There’s some biographical stuff about Blake, and another interesting name pops up:
The son of a sharecropper, Blake began life [apparently, like Athena, springing forth at birth in football armor] as a football star out of Tallahatchie County, playing lineman for Mississippi State University before graduating in 1959 and later playing for the Chicago Bears, said one of Blake’s friends, Thurston Little of Rienzi. “He came up hard. Never had a quarter in his life.”
Just out of nowhere, Thurston Little drops into the story! And no effort is made to explain his connection to what was then the largest insurance fraud in world history!
Are we supposed to make these little connections on our own?
The story notes he coached high school football at Kosciusko for a year, and that his mentor was J.P. Coleman, who, says Little, “bought his first wardrobe of clothes.” Blake then became friends with Eastland and then Trent Lott. Little also notes “he never forgot where he came from” and he “probably helped more people than anybody in Leflore County.”
He “made his first big money through farming.” And how did he do that?
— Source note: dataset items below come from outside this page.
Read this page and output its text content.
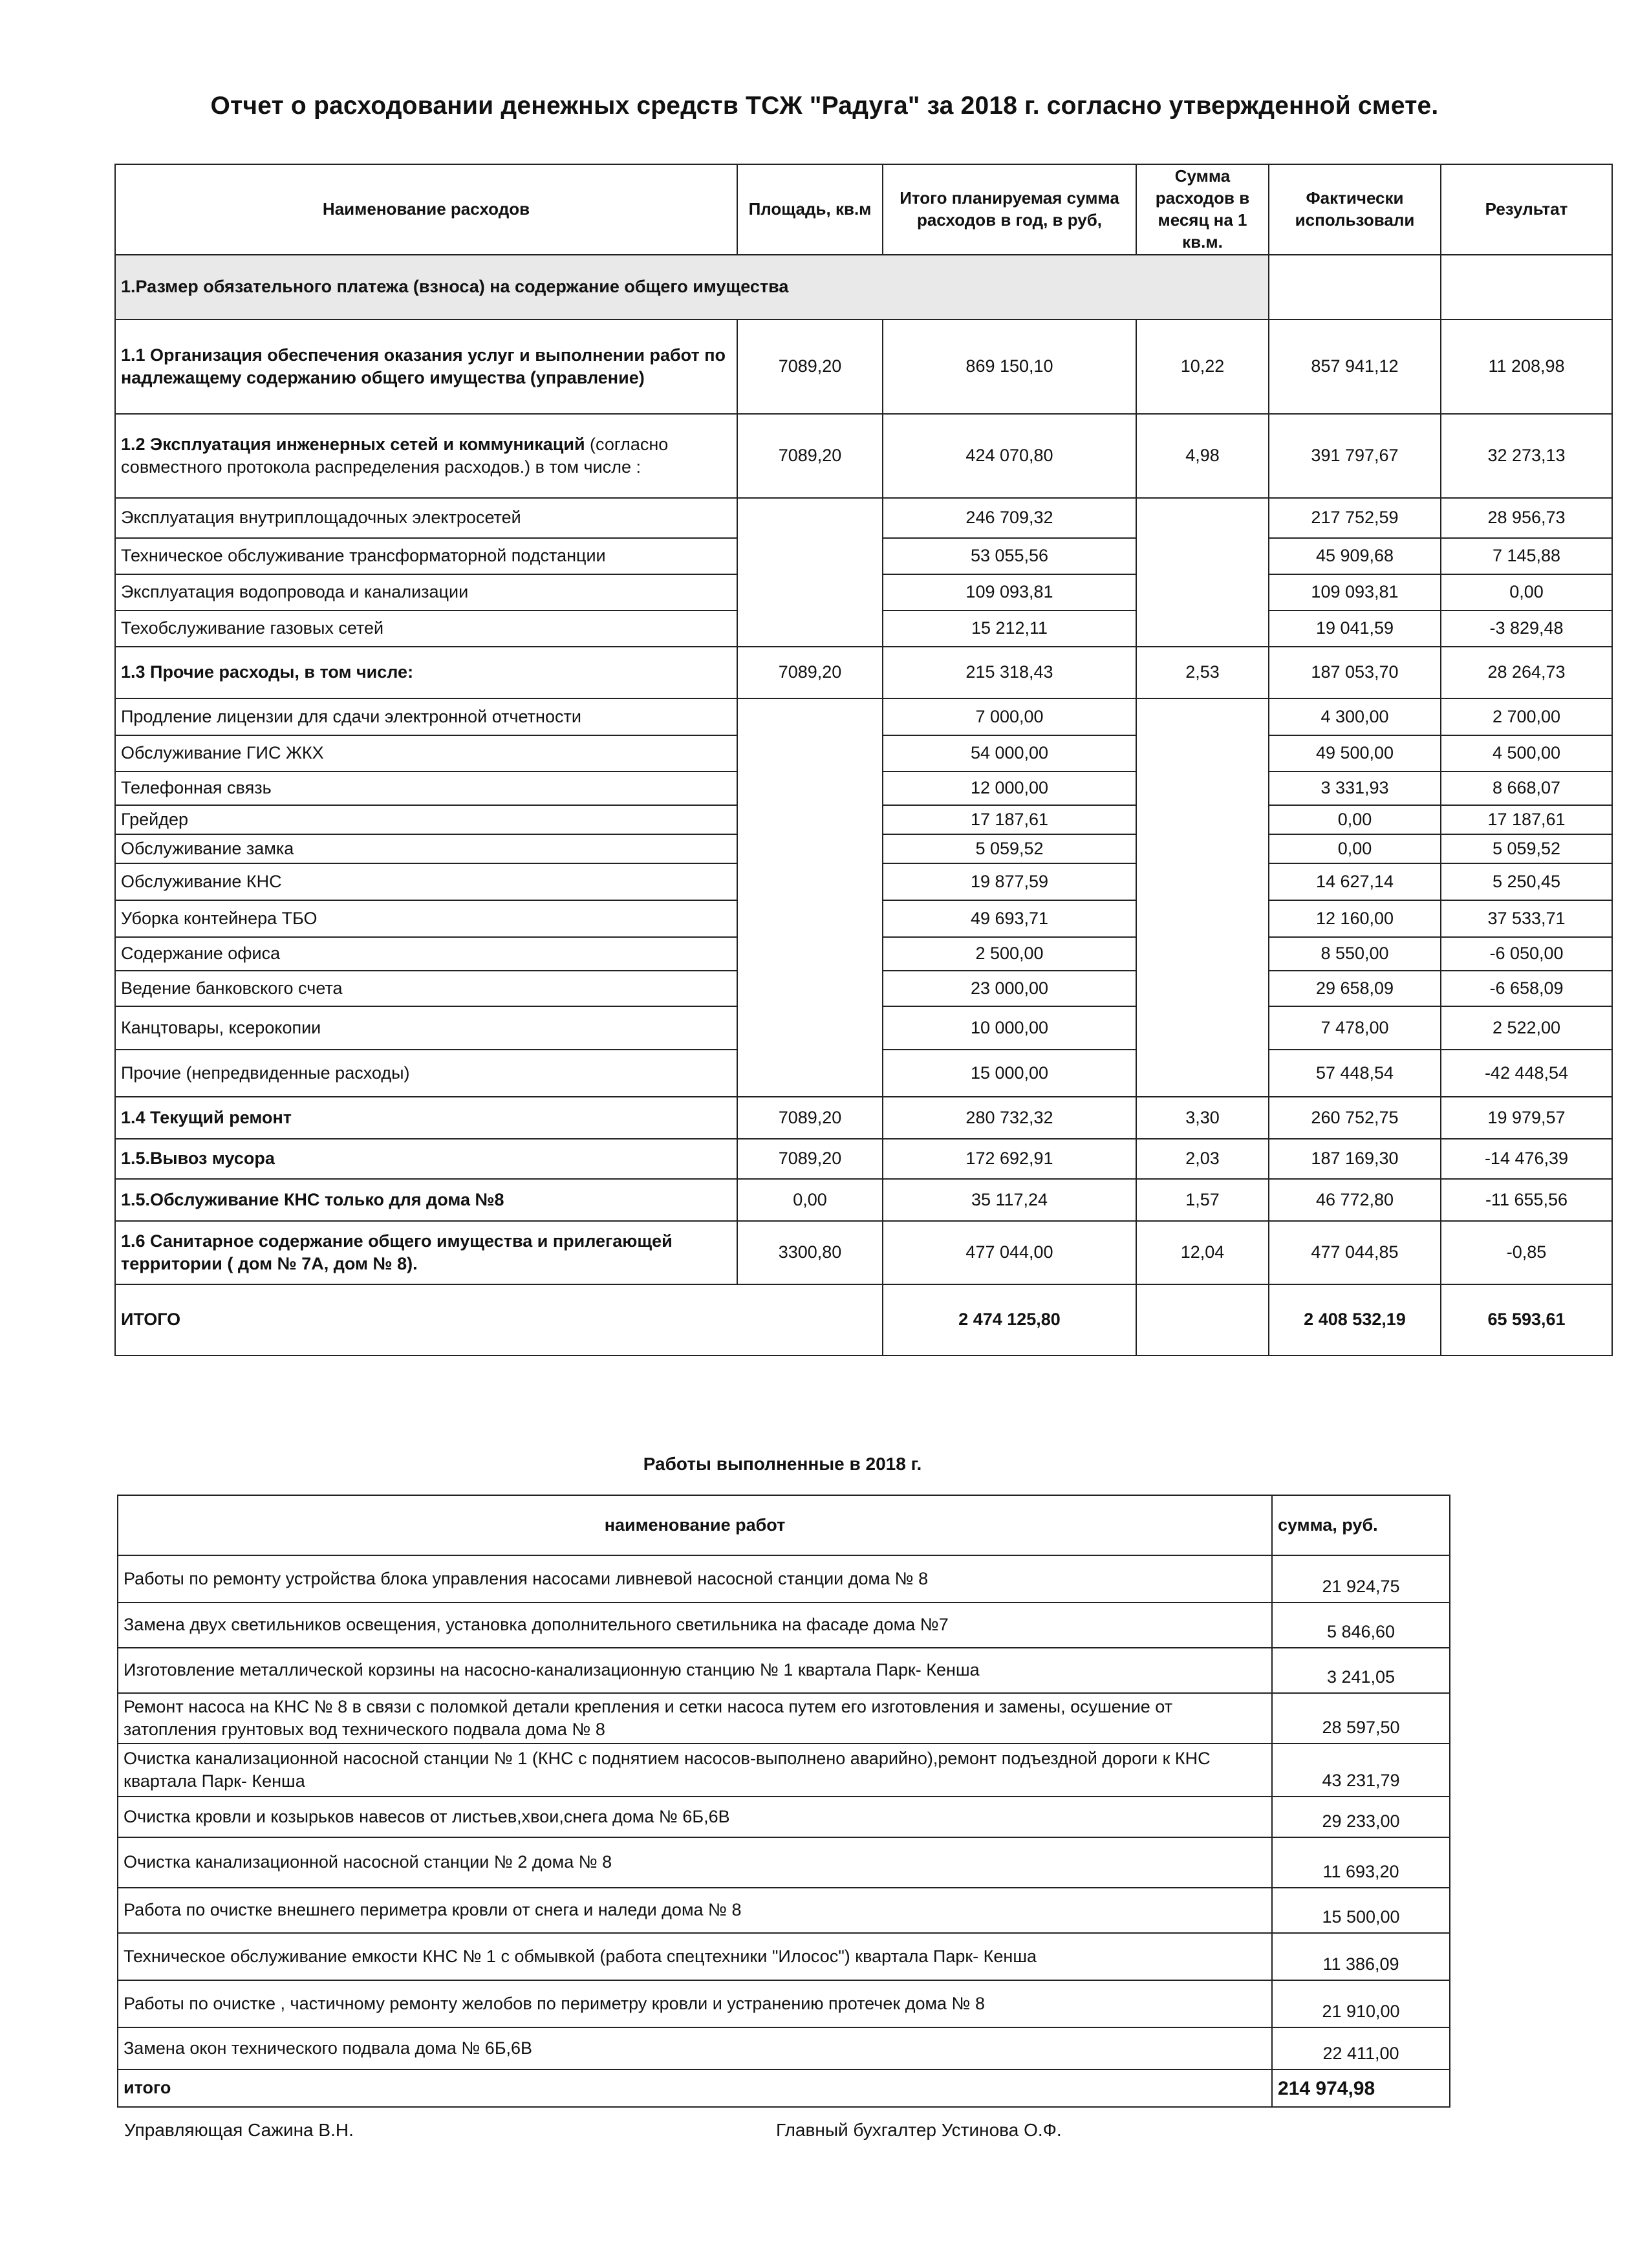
Отчет о расходовании денежных средств ТСЖ "Радуга" за 2018 г. согласно утвержденной смете.
Наименование расходов	Площадь, кв.м	Итого планируемая сумма расходов в год, в руб,	Сумма расходов в месяц на 1 кв.м.	Фактически использовали	Результат
1.Размер обязательного платежа (взноса) на содержание общего имущества					
1.1 Организация обеспечения оказания услуг и выполнении работ по надлежащему содержанию общего имущества (управление)	7089,20	869 150,10	10,22	857 941,12	11 208,98
1.2 Эксплуатация инженерных сетей и коммуникаций (согласно совместного протокола распределения расходов.) в том числе :	7089,20	424 070,80	4,98	391 797,67	32 273,13
Эксплуатация внутриплощадочных электросетей		246 709,32		217 752,59	28 956,73
Техническое обслуживание трансформаторной подстанции		53 055,56		45 909,68	7 145,88
Эксплуатация водопровода и канализации		109 093,81		109 093,81	0,00
Техобслуживание газовых сетей		15 212,11		19 041,59	-3 829,48
1.3 Прочие расходы, в том числе:	7089,20	215 318,43	2,53	187 053,70	28 264,73
Продление лицензии для сдачи электронной отчетности		7 000,00		4 300,00	2 700,00
Обслуживание ГИС ЖКХ		54 000,00		49 500,00	4 500,00
Телефонная связь		12 000,00		3 331,93	8 668,07
Грейдер		17 187,61		0,00	17 187,61
Обслуживание замка		5 059,52		0,00	5 059,52
Обслуживание КНС		19 877,59		14 627,14	5 250,45
Уборка контейнера ТБО		49 693,71		12 160,00	37 533,71
Содержание офиса		2 500,00		8 550,00	-6 050,00
Ведение банковского счета		23 000,00		29 658,09	-6 658,09
Канцтовары, ксерокопии		10 000,00		7 478,00	2 522,00
Прочие (непредвиденные расходы)		15 000,00		57 448,54	-42 448,54
1.4 Текущий ремонт	7089,20	280 732,32	3,30	260 752,75	19 979,57
1.5.Вывоз мусора	7089,20	172 692,91	2,03	187 169,30	-14 476,39
1.5.Обслуживание КНС только для дома №8	0,00	35 117,24	1,57	46 772,80	-11 655,56
1.6 Санитарное содержание общего имущества и прилегающей территории ( дом № 7А, дом № 8).	3300,80	477 044,00	12,04	477 044,85	-0,85
ИТОГО		2 474 125,80		2 408 532,19	65 593,61
Работы выполненные в 2018 г.
наименование работ	сумма, руб.
Работы по ремонту устройства блока управления насосами ливневой насосной станции дома № 8	21 924,75
Замена двух светильников освещения, установка дополнительного светильника на фасаде дома №7	5 846,60
Изготовление металлической корзины на насосно-канализационную станцию № 1 квартала Парк- Кенша	3 241,05
Ремонт насоса на КНС № 8 в связи с поломкой детали крепления и сетки насоса путем его изготовления и замены, осушение от затопления грунтовых вод технического подвала дома № 8	28 597,50
Очистка канализационной насосной станции № 1 (КНС с поднятием насосов-выполнено аварийно),ремонт подъездной дороги к КНС квартала Парк- Кенша	43 231,79
Очистка кровли и козырьков навесов от листьев,хвои,снега дома № 6Б,6В	29 233,00
Очистка канализационной насосной станции № 2 дома № 8	11 693,20
Работа по очистке внешнего периметра кровли от снега и наледи дома № 8	15 500,00
Техническое обслуживание емкости КНС № 1 с обмывкой (работа спецтехники "Илосос") квартала Парк- Кенша	11 386,09
Работы по очистке , частичному ремонту желобов по периметру кровли и устранению протечек дома № 8	21 910,00
Замена окон технического подвала дома № 6Б,6В	22 411,00
итого	214 974,98
Управляющая Сажина В.Н.	Главный бухгалтер Устинова О.Ф.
A series of exposes by Gannett News Service … in 1983 and 1984 detailed how Blake’s farm companies obtained $11 million in government loans by pleading poverty to the Farmers Home Administration while failing to disclose he was making more than $5 million a year storing grain in Texas, mostly through a government contract.
The government later declared Blake in default of the contract. …
In 1988, Blake pleaded no contest to a federal charge that he offered bribes to Mississippi Bank officials in exchange for preferential treatment in securing loans.
How much in loans? $21M in 40 loans. Blake paid a $1.5M fine.
And then another interesting name crops up– that through Lott’s chief-of-staff, Tom Anderson, Blake met Dickie Scruggs, and that Blake’s tobacco payments “went through a company in which Anderson had an interest.” Blake gets, says court documents, $486K a quarter.